ALT, Alanine transaminase; AST, Aspartate aminotransferase; AUC, Area under the curve; CI, Confidence interval; CPAP, Continuous positive airway pressure; CRP, C-reactive protein; IQR, Inter-quartile range; LDH, Lactate dehydrogenase; MP, Mycoplasma pneumoniae; MPP, Mycoplasma pneumoniae pneumonia; MUMPP, Macrolides-unresponsive Mycoplasma pneumoniae pneumonia; OR, Odds ratio; PCT, Procalcitonin; RMPP, Refractory Mycoplasma pneumoniae pneumonia; ROC, Receiver operating characteristic; WBC, White blood cell.

Data Sharing Statement

Data from this study can be obtained from the corresponding author with rational request.

Ethics Approval and Consent to Participate

This study was approved by the Ethics Committee of the Children’s Hospital of Chongqing Medical University. (Approval number: 2021-179).
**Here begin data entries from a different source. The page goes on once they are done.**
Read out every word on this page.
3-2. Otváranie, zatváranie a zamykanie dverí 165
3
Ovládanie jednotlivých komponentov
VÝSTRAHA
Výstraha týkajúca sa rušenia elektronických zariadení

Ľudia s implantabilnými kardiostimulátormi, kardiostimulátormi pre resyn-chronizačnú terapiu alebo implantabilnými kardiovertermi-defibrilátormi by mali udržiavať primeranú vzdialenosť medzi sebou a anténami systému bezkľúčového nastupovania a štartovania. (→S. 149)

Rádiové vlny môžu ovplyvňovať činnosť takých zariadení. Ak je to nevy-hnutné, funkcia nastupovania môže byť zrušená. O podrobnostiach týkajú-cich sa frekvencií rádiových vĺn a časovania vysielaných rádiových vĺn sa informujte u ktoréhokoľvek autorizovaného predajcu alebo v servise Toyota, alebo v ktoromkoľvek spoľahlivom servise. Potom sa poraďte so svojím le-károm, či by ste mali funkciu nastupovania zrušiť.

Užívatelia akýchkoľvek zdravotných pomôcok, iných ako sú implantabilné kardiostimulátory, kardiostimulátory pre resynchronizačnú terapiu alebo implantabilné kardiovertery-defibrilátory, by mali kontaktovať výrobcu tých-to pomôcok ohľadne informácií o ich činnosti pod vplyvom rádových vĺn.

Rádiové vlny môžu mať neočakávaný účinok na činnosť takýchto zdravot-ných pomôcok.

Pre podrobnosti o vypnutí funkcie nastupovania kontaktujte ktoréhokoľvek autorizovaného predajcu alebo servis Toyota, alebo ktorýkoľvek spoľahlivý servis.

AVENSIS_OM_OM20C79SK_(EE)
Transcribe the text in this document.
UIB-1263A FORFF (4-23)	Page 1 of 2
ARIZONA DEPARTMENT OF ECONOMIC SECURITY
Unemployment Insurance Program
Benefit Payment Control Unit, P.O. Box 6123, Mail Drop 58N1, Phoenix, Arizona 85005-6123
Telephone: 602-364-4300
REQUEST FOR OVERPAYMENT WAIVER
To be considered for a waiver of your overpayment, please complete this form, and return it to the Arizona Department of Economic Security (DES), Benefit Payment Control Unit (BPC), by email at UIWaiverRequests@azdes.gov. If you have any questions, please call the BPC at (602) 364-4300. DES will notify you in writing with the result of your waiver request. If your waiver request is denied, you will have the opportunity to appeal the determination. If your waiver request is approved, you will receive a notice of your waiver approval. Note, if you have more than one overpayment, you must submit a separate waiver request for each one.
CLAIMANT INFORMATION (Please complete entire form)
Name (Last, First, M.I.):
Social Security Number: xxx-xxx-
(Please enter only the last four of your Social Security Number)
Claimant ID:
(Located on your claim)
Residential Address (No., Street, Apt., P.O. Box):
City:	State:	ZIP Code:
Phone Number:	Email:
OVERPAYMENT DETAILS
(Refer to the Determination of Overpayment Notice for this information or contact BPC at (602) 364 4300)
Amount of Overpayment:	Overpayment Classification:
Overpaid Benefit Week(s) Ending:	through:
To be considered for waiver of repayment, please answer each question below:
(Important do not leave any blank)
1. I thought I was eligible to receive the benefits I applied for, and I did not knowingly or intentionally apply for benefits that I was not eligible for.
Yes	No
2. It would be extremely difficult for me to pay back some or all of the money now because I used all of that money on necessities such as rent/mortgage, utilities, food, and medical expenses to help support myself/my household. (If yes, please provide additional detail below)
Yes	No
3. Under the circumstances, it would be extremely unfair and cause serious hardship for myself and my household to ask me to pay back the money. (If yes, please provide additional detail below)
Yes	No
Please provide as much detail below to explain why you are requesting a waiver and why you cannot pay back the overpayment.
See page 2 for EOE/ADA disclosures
The requirement for informed consent for this retrospective study was waived by the Ethics Committee of Children’s Hospital of Chongqing Medical University. Neither human nor animal experiments were conducted in this study. All methods were performed in accordance with relevant guidelines and regulations.

Author Contributions

All authors made a significant contribution to the work reported, whether that is in the conception, study design, execution, acquisition of data, analysis and interpretation, or in all these areas; took part in drafting, revising or critically reviewing the article; gave final approval of the version to be published; have agreed on the journal to which the article has been submitted; and agree to be accountable for all aspects of the work.

Funding

This study was supported by the Project for Young and Middle Medical Distinguished Teams, Chongqing, China. The funder of the study had no role in the study design, data collection and analysis, article writing, submission, or revision.

Disclosure

Jie Cheng and Ya Liu are co-first authors for this study. The authors report no competing interests in this study.